First thing, use partition magic to partition of your drive. it is support many file systems. Then tell us, what happened?
KHO
Josso wrote:
Damn I really hope that isn't the case. It would be a pain to have to get a new drive. It was completely fine before the format, was working at it's full capability.
if you formated a partition and now it is showing this, there is a pretty good chance that the partition table may just contain a corrupted partition with your missing space. Windows isn't capable of detecting most partition types, however if you burn yourself a linux live disk (knoppix in google) and open up Terminal, you can type "fdisk /dev/sda" (your drive lettering may be different, might be sdb, sdc, hda, hdb.....etc. Just play around till you get the right one, might help to unplug all drives except for the one in question) and then hit "p". This will print the current table and let you know whats going on. If indeed there is a partion that seems out of the ordinary, just hit d and delete it.

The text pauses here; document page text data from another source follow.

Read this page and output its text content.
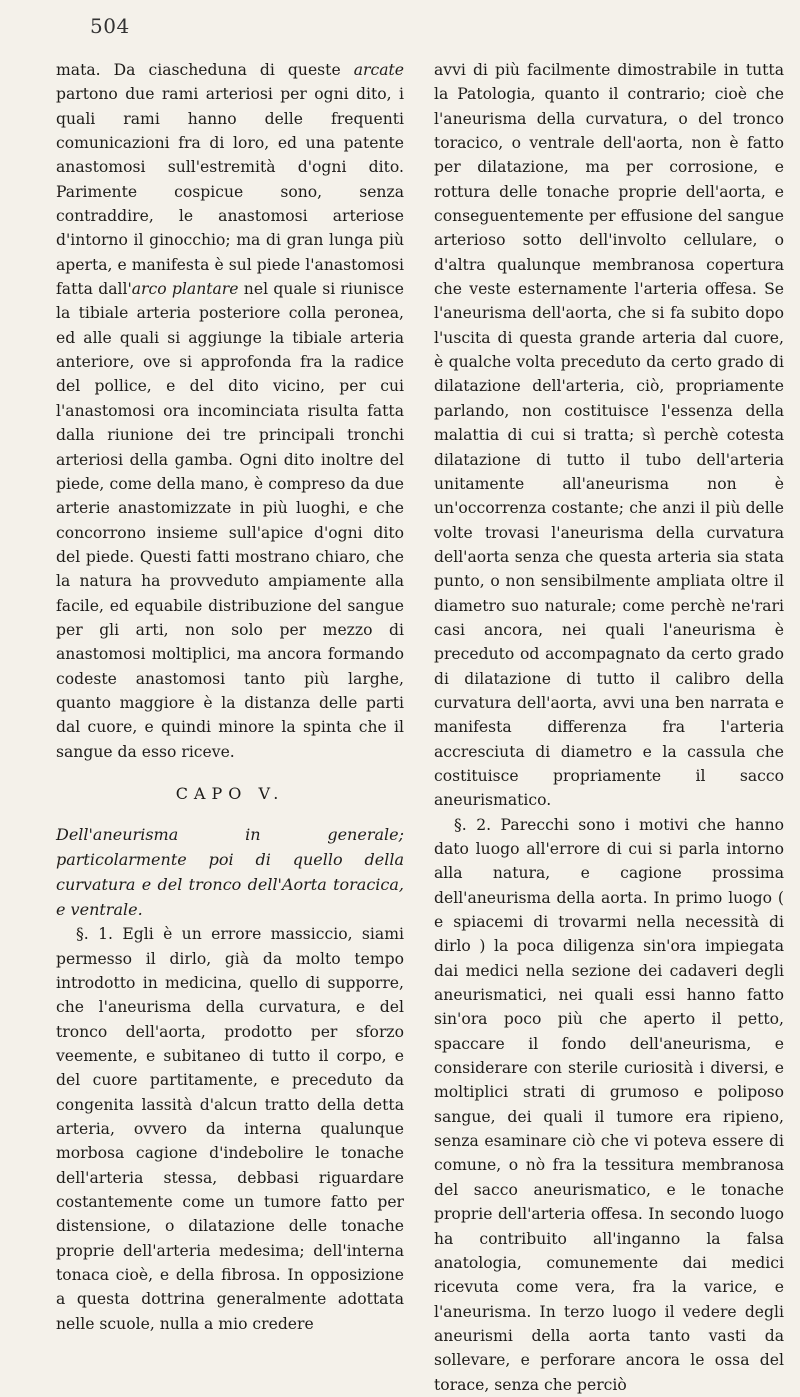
504

mata. Da ciascheduna di queste arcate partono due rami arteriosi per ogni dito, i quali rami hanno delle frequenti comunicazioni fra di loro, ed una patente anastomosi sull'estremità d'ogni dito. Parimente cospicue sono, senza contraddire, le anastomosi arteriose d'intorno il ginocchio; ma di gran lunga più aperta, e manifesta è sul piede l'anastomosi fatta dall'arco plantare nel quale si riunisce la tibiale arteria posteriore colla peronea, ed alle quali si aggiunge la tibiale arteria anteriore, ove si approfonda fra la radice del pollice, e del dito vicino, per cui l'anastomosi ora incominciata risulta fatta dalla riunione dei tre principali tronchi arteriosi della gamba. Ogni dito inoltre del piede, come della mano, è compreso da due arterie anastomizzate in più luoghi, e che concorrono insieme sull'apice d'ogni dito del piede. Questi fatti mostrano chiaro, che la natura ha provveduto ampiamente alla facile, ed equabile distribuzione del sangue per gli arti, non solo per mezzo di anastomosi moltiplici, ma ancora formando codeste anastomosi tanto più larghe, quanto maggiore è la distanza delle parti dal cuore, e quindi minore la spinta che il sangue da esso riceve.

CAPO V.

Dell'aneurisma in generale; particolarmente poi di quello della curvatura e del tronco dell'Aorta toracica, e ventrale.

§. 1. Egli è un errore massiccio, siami permesso il dirlo, già da molto tempo introdotto in medicina, quello di supporre, che l'aneurisma della curvatura, e del tronco dell'aorta, prodotto per sforzo veemente, e subitaneo di tutto il corpo, e del cuore partitamente, e preceduto da congenita lassità d'alcun tratto della detta arteria, ovvero da interna qualunque morbosa cagione d'indebolire le tonache dell'arteria stessa, debbasi riguardare costantemente come un tumore fatto per distensione, o dilatazione delle tonache proprie dell'arteria medesima; dell'interna tonaca cioè, e della fibrosa. In opposizione a questa dottrina generalmente adottata nelle scuole, nulla a mio credere

avvi di più facilmente dimostrabile in tutta la Patologia, quanto il contrario; cioè che l'aneurisma della curvatura, o del tronco toracico, o ventrale dell'aorta, non è fatto per dilatazione, ma per corrosione, e rottura delle tonache proprie dell'aorta, e conseguentemente per effusione del sangue arterioso sotto dell'involto cellulare, o d'altra qualunque membranosa copertura che veste esternamente l'arteria offesa. Se l'aneurisma dell'aorta, che si fa subito dopo l'uscita di questa grande arteria dal cuore, è qualche volta preceduto da certo grado di dilatazione dell'arteria, ciò, propriamente parlando, non costituisce l'essenza della malattia di cui si tratta; sì perchè cotesta dilatazione di tutto il tubo dell'arteria unitamente all'aneurisma non è un'occorrenza costante; che anzi il più delle volte trovasi l'aneurisma della curvatura dell'aorta senza che questa arteria sia stata punto, o non sensibilmente ampliata oltre il diametro suo naturale; come perchè ne'rari casi ancora, nei quali l'aneurisma è preceduto od accompagnato da certo grado di dilatazione di tutto il calibro della curvatura dell'aorta, avvi una ben narrata e manifesta differenza fra l'arteria accresciuta di diametro e la cassula che costituisce propriamente il sacco aneurismatico.

§. 2. Parecchi sono i motivi che hanno dato luogo all'errore di cui si parla intorno alla natura, e cagione prossima dell'aneurisma della aorta. In primo luogo ( e spiacemi di trovarmi nella necessità di dirlo ) la poca diligenza sin'ora impiegata dai medici nella sezione dei cadaveri degli aneurismatici, nei quali essi hanno fatto sin'ora poco più che aperto il petto, spaccare il fondo dell'aneurisma, e considerare con sterile curiosità i diversi, e moltiplici strati di grumoso e poliposo sangue, dei quali il tumore era ripieno, senza esaminare ciò che vi poteva essere di comune, o nò fra la tessitura membranosa del sacco aneurismatico, e le tonache proprie dell'arteria offesa. In secondo luogo ha contribuito all'inganno la falsa anatologia, comunemente dai medici ricevuta come vera, fra la varice, e l'aneurisma. In terzo luogo il vedere degli aneurismi della aorta tanto vasti da sollevare, e perforare ancora le ossa del torace, senza che perciò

Leave it as RAW data and windows will be capable of partitioning it, or you can do that also by following the onscreen commands.
KHO
microait wrote:
Josso wrote:
I have a 250GB drive that I usually put Windows on, and when I go to partition it it only thinks It's about 130GB or something. Is there any common things that cause this to happen? Never happened before...


First thing, use partition magic to partition of your drive. it is support many file systems. Then tell us, what happened?
Its all well and good to tell someone to use a program, but personally i was not able to find a working free version of this program, not all of us would like to spend $40 to fix something, infact there is a very simple free fix about 90% of the time, and the other 10% theres a very complicated free fix (in my experience).

And if you do know of a free version of partition magic that actually works, feel free to link it, i would love to have one in my arsenal.

psycosquirrel wrote:
Windows XP can only read and write to a hard drive with a maximum partition size of 137Gb. Divide the hard drive into two ~125Gb hard drives, and both will work.
Funny, I happen to be reading and writing to a 500gb HDD right now, and a 250GB via USB HDD, and another 500GB on a different XP machine O.o I wonder if my house is magical =P [your information is wrong buddy]
creativfrequenci
its very simple.... did u check the jumper settings? cos one of the jumper setting will limit the drives space.... check weather its on the correct pin...
ssthanapati
I had a similar problem.. My 40 GB HDD never got detected for more than 32 GB... NO its not the mother board. Cause the same Mother board also supports my 250 GB HDD. And it runs perfectly
thetinyclam
I have a feeling that you have another instance of Windows XP, or another OS occupying a goo chunk of your HDD. Have you tried reformatting the entire harddrive or deleting the used partitions before you format the HDD for XP installation? This happened to me many years ago, and it wasn't very hard to fix..except that I had to delete everything of course. Good luck!
Kerschi
Install Linux
mariomaster
1. Install Windows.
2. Get Active @KillDisk onto a floppy.
3. Load it, and wipe "free space only" on Drive C.
4. Once it's done, reboot.

That should work, pm me if you need extra help.